Monday, July 18, 2011

On Karl Marx and Inside a Bazaar

1.

Whenever Karl Marx talked of progressive development he actually referred to industrialization, rapid urbanization and agriculture gradually feeding into the requirements of an industrialized world although under the leadership of the proletariat post-revolution during the evolution of the socialist phase. He also envisioned socialism paving way for a communist world order eventually where nation-states would cease to exist and communes and cooperatives would abound. He could not visualize the gainful investments the capitalist and imperialist world would do to counter the threat of socialist revolutions and other related economic and cultural movements world-wide on a sustainable basis, which continues till this day. The problem is: Karl Marx overestimated the power of industrialization on human development (in fact, he failed to see industries as the single largest causative factor of human underdevelopment in the years to come); he was happy once the means of production changed hands from a few rich capitalists to the large masses of the poor proletariat. Karl Marx here made the same mistake regarding the power of numbers as the proponents of democracy do instead of challenging the basic concept. The twentieth century has experienced the power of industries: they almost converted themselves into empires and thereby controlling the millions of lives of people in every possible way through modern institutions and appropriating every shade and shadow of our lives in economic and financial terms and brought the ecological fabric to near ruin. The fact is the very nature of an industry is such that it has to be run by extremely individualistic ruthless creative and economic gaming. Industry cannot operate like a cooperative or a government department. In fact in an industrialized world everything exists to support industry and not otherwise. I do not think Karl Marx foresaw this (his diagnosis of capitalism bringing the world to an end was restricted to capitalists being in control of industries in place of the proletariat) and his principles of socialism melting into communism were unrealistic until and unless of course the concepts of industrialization and urbanization themselves were challenged.

Yet at about the same time (or, period) two litterateurs – Tolstoy and Rabindranath – were vehement in their concerns against the burgeoning of an industrial world order. Tolstoy very clearly denounced the laying of railway lines in Russia (in Anna Karenina) and predicted thereby the plundering of the farmlands and faster transportation (or, loot) of food and grains from villages to the growing cities and causing middlemen to rise in between impoverishing the farmers (the producers) and causing crisis of food-stock in the villages where the grains were cultivated in the first place.

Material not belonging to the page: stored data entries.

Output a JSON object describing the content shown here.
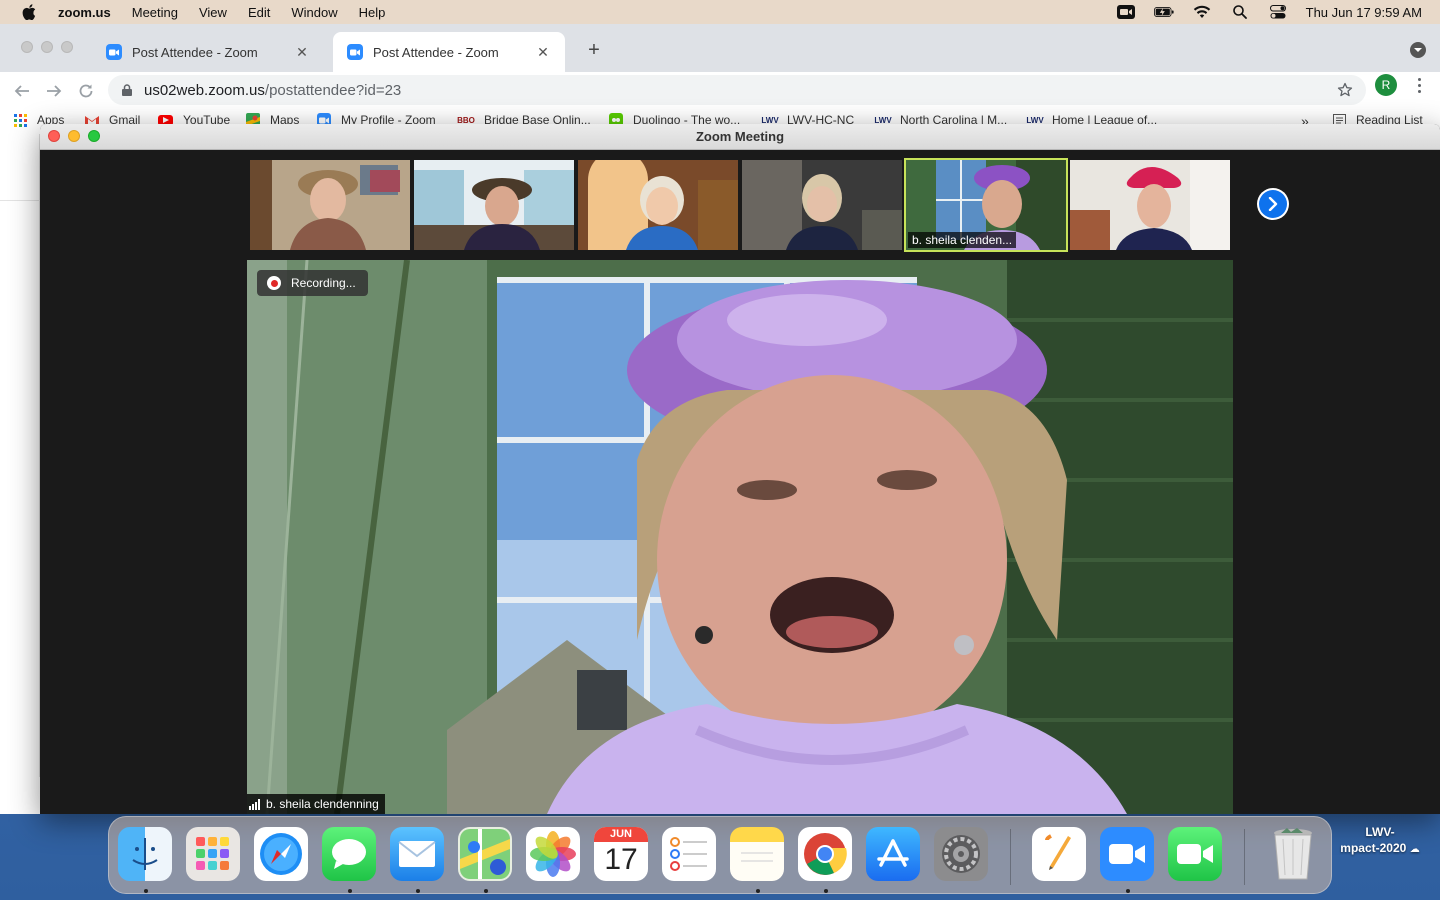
{
  "menubar": {
    "app_name": "zoom.us",
    "menus": [
      "Meeting",
      "View",
      "Edit",
      "Window",
      "Help"
    ],
    "datetime": "Thu Jun 17  9:59 AM"
  },
  "browser": {
    "tabs": [
      {
        "title": "Post Attendee - Zoom"
      },
      {
        "title": "Post Attendee - Zoom"
      }
    ],
    "url_host": "us02web.zoom.us",
    "url_path": "/postattendee?id=23",
    "profile_initial": "R",
    "bookmarks": {
      "apps": "Apps",
      "gmail": "Gmail",
      "youtube": "YouTube",
      "maps": "Maps",
      "my_profile": "My Profile - Zoom",
      "bridge": "Bridge Base Onlin...",
      "duolingo": "Duolingo - The wo...",
      "lwv": "LWV-HC-NC",
      "north_carolina": "North Carolina | M...",
      "home_league": "Home | League of...",
      "overflow": "»",
      "reading_list": "Reading List"
    }
  },
  "zoom": {
    "window_title": "Zoom Meeting",
    "recording_label": "Recording...",
    "active_thumb_name": "b. sheila clenden...",
    "speaker_name": "b. sheila clendenning"
  },
  "desktop": {
    "label_line1": "LWV-",
    "label_line2": "mpact-2020"
  },
  "dock": {
    "calendar_month": "JUN",
    "calendar_day": "17"
  },
  "colors": {
    "zoom_blue": "#2d8cff",
    "active_speaker_border": "#c7e35a",
    "recording_red": "#e02828"
  }
}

Rabindranath conceptually had gone ahead: he had attacked the western idea of nation-state consistently.

2.
I was in a bazaar a few nights back. It was raining. I was looking for a shop, which in my memory existed at the northern end of a labyrinth dotted on its flanks by millions of similar dimly lit shops selling all kinds of items. There were many such labyrinths in this bazaar. I had to move past wet bodies circuitously saving my head and eyes from umbrellas getting in the way. Sometimes I felt I was in a wrong labyrinth or entering the right labyrinth from the wrong end and forgetting the direction of my traverse midway. After two hours of trudging through slushy mud and filth and my head feeling heavy with the beatings of rain drops – thick columns – I doubted whether I was in the right bazaar or it existed in another city somewhere in another time and which did not exist anymore. And when I was speculating whether I should make an exit from this bazaar where I was in and if yes, from where so; this guy appeared before me – disheveled, worn out, drenched, emaciated and in tattered clothes. From his eyes I knew, I knew him. He looked at me intensely almost bafflingly puzzling with a strain of a fleeting smile on its greenish irises. When I was trying to pull myself out of his magnetic gaze he spoke out coolly: Sandy you seem to have made improvements to your life. Yes, I can see that. But man, I am contracted not to die as I have people to take care of.